Checking police killings

Inspector-General of Police, Solomon Arase

Arase
Arase
SINCE persistent public outrage has failed to stem the tide of extra-judicial killings  by the police, a thorough  prosecution and sanction of  police personnel found guilty of murder is definitely one of the drastic measures the nation must take now.  This  step was taken in Rivers  State  recently when a court sentenced a policeman, Inspector Samuel Timothy , to death by hanging for  killing  citizen Onyekachi Nwasouba .

A graduate of chemistry, Nwasouba was  forced by unemployment into the production and distribution of sachet water. It was on one of his trips  to distribute the product  that the  convict who led a patrol team  pursued Nwasouba to the front of his house.  He shot him dead despite his protest that he was not a robber. That shooting of Nwasouba in 2010  is about one of many. Before 2010 and since then, police personnel  have been involved in reckless and brutal killings of innocent citizens. This   tragic proclivity of the police was captured in 2008   by Amnesty International. In a report entitled “ Nigeria police kill at will”, the global watchdog  documented cases of torture  and shooting of suspects.

These brutalities are often meted out to the citizens, under different guises. The police personnel shoot  at  citizens who fail to oblige them a bribe on demand. This could be as little as  N100. In the case of Godwin Ekpo, a tricycle operator, his wife was shot dead after he refused to give a policeman a bribe of N2,000 he had demanded.  Ekpo , his wife and four children were returning from church on a Sunday in Lagos when the family came under fire. While he survived, his wife died. 

Thus rather than protect the citizens the police have turned their guns  on  Nigerians. Therefore, there is the urgent need  to make the Nigeria Police personnel  revert to their primary duty of protecting the citizens. To be sure, the leadership of the Nigeria Police may have tried at different times to instill discipline and steer  men and officers from the path of routine killings of innocent citizens.
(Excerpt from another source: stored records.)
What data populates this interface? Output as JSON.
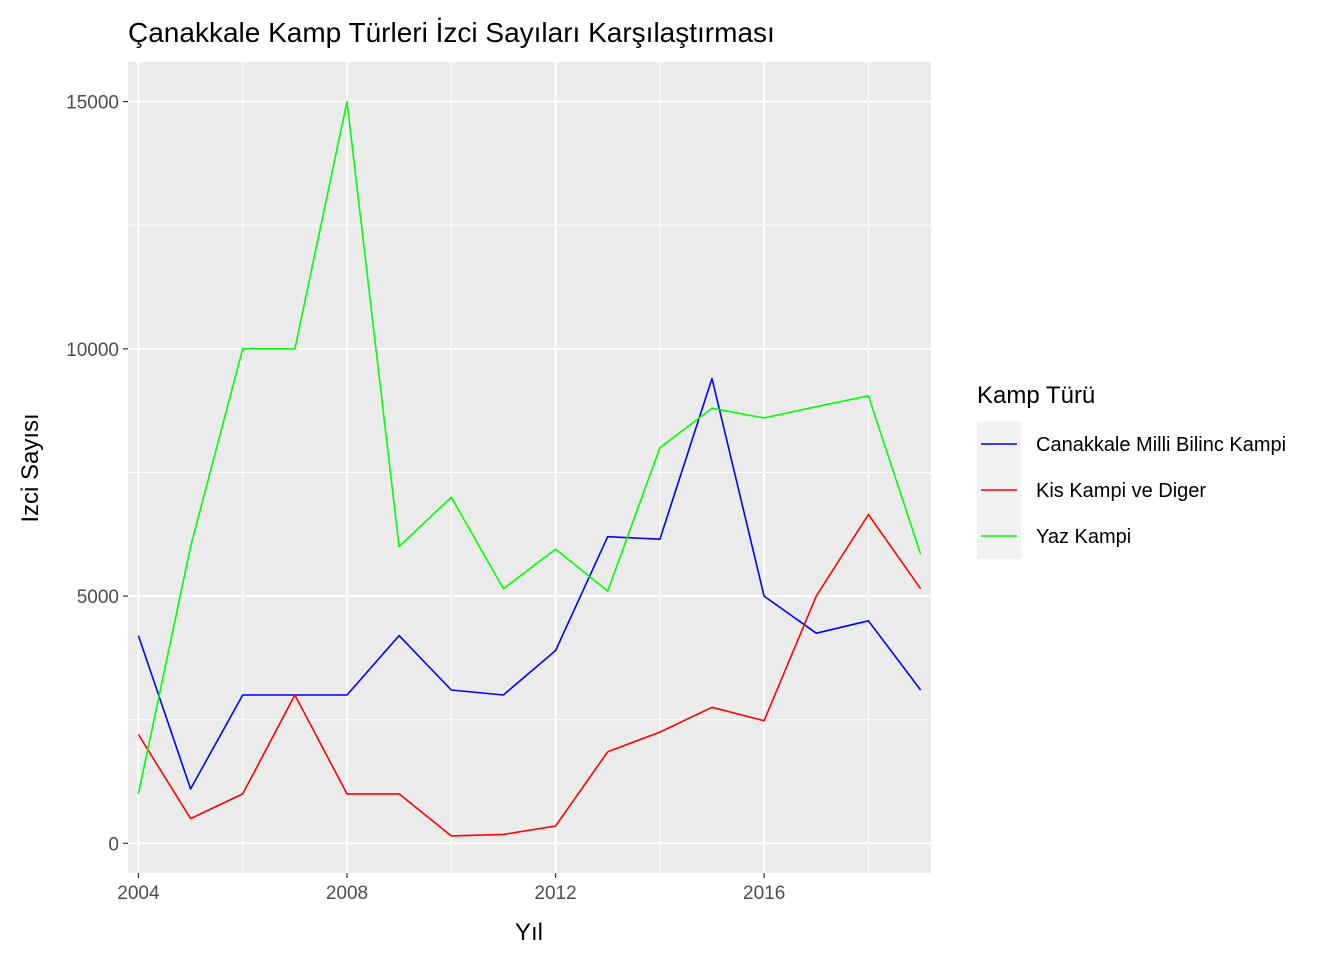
{
  "chart_data": {
    "type": "line",
    "title": "Çanakkale Kamp Türleri İzci Sayıları Karşılaştırması",
    "xlabel": "Yıl",
    "ylabel": "Izci Sayısı",
    "xlim": [
      2003.8,
      2019.2
    ],
    "ylim": [
      -600,
      15800
    ],
    "x_ticks": [
      2004,
      2008,
      2012,
      2016
    ],
    "x_tick_labels": [
      "2004",
      "2008",
      "2012",
      "2016"
    ],
    "y_ticks": [
      0,
      5000,
      10000,
      15000
    ],
    "y_tick_labels": [
      "0",
      "5000",
      "10000",
      "15000"
    ],
    "grid": true,
    "legend": {
      "title": "Kamp Türü",
      "position": "right"
    },
    "x": [
      2004,
      2005,
      2006,
      2007,
      2008,
      2009,
      2010,
      2011,
      2012,
      2013,
      2014,
      2015,
      2016,
      2017,
      2018,
      2019
    ],
    "series": [
      {
        "name": "Canakkale Milli Bilinc Kampi",
        "color": "#0000ff",
        "values": [
          4200,
          1100,
          3000,
          3000,
          3000,
          4200,
          3100,
          3000,
          3900,
          6200,
          6150,
          9400,
          5000,
          4250,
          4500,
          3100
        ]
      },
      {
        "name": "Kis Kampi ve Diger",
        "color": "#ff0000",
        "values": [
          2200,
          500,
          1000,
          3000,
          1000,
          1000,
          150,
          180,
          350,
          1850,
          2250,
          2750,
          2480,
          5000,
          6650,
          5150
        ]
      },
      {
        "name": "Yaz Kampi",
        "color": "#00ff00",
        "values": [
          1000,
          6000,
          10000,
          10000,
          15000,
          6000,
          7000,
          5150,
          5950,
          5100,
          8000,
          8800,
          8600,
          8830,
          9050,
          5850
        ]
      }
    ]
  }
}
But such efforts have not been too successful. For instance, even  though different inspectors-general of police have warned their officers against  mounting roadblocks, this practice  continues. In fact, most of the extortions  and extra-judicial killings  take  place at  illegal roadblocks  mounted  by police personnel.

The police need re-orientation from their fixation on violence. Such re-orientation should  begin at the point of recruitment when emphasis should be placed on character. But this has not been possible over the years  because the recruiters who ought to administer the character  test are themselves sometimes worse in corruption than the recruits. Sad tales  of  applicants  who pay bribes in order to be enlisted  into  the police are commonplace.  Even though some of the personnel have university degrees, they need re-education; and their values should be changed through  regular trainings. The culture of brutality against citizens is so deeply entrenched that all the different units of the police are guilty of it: the regular police, mobile police , traffic police, among others. New curricula in police training schools  should reflect the ethos of the society, the importance of Nigeria  in the life of a police officer, contentment, character and a well-defined guiding philosophy of the country.

One way the police  can  check the escalation of the men’s proclivity for violence is to restrict the use of arms to  special units and those who deal with the public should not be allowed to carry arms indiscriminately. Those who deal with the public should be trained in unarmed combat and the use of communication technology as well as less-lethal weapons like pepper spray. In this regard, they would only need  to send for reinforcement from their armed colleagues in situations they cannot handle without arms.

Brutality most times involves  the rank and file  but it is  obvious that  the culture of impunity in the police  has been sustained  by the complicity of the  superiors.  In most cases, it is the divisional police officers and even higher  authorities  that shield  their junior officers  from  investigation and prosecution. And in many cases, these superior officers are known to share from  the reward  of the crime of their junior officers. Thus for a  change of values to be effective  in the police, senior officers  must model good behaviour, sanction  their erring officers, end the era of  shielding men and maintain core values of policing.

The  welfare  package of the police as it exists  today is certainly  not an incentive for optimal performance. The  police  personnel are poorly remunerated and some even pay for their own uniforms and kits. The  inadequate  funds  that the government makes available for their welfare are further fraudulently depleted by some superior officers. In the rare cases where they are accommodated in barracks, the living conditions are deplorable.  And because they are few compared to the population, they are overworked. All these conditions imbue the rank and file with a psychology  that sees the  citizens as their enemies. In this regard, the government should ensure that the police personnel  are properly kitted, well remunerated and their post-retirement welfare fully guaranteed.

Ultimately, for the country to get effective policing, it  must  embrace true federalism and the police must  be decentralised.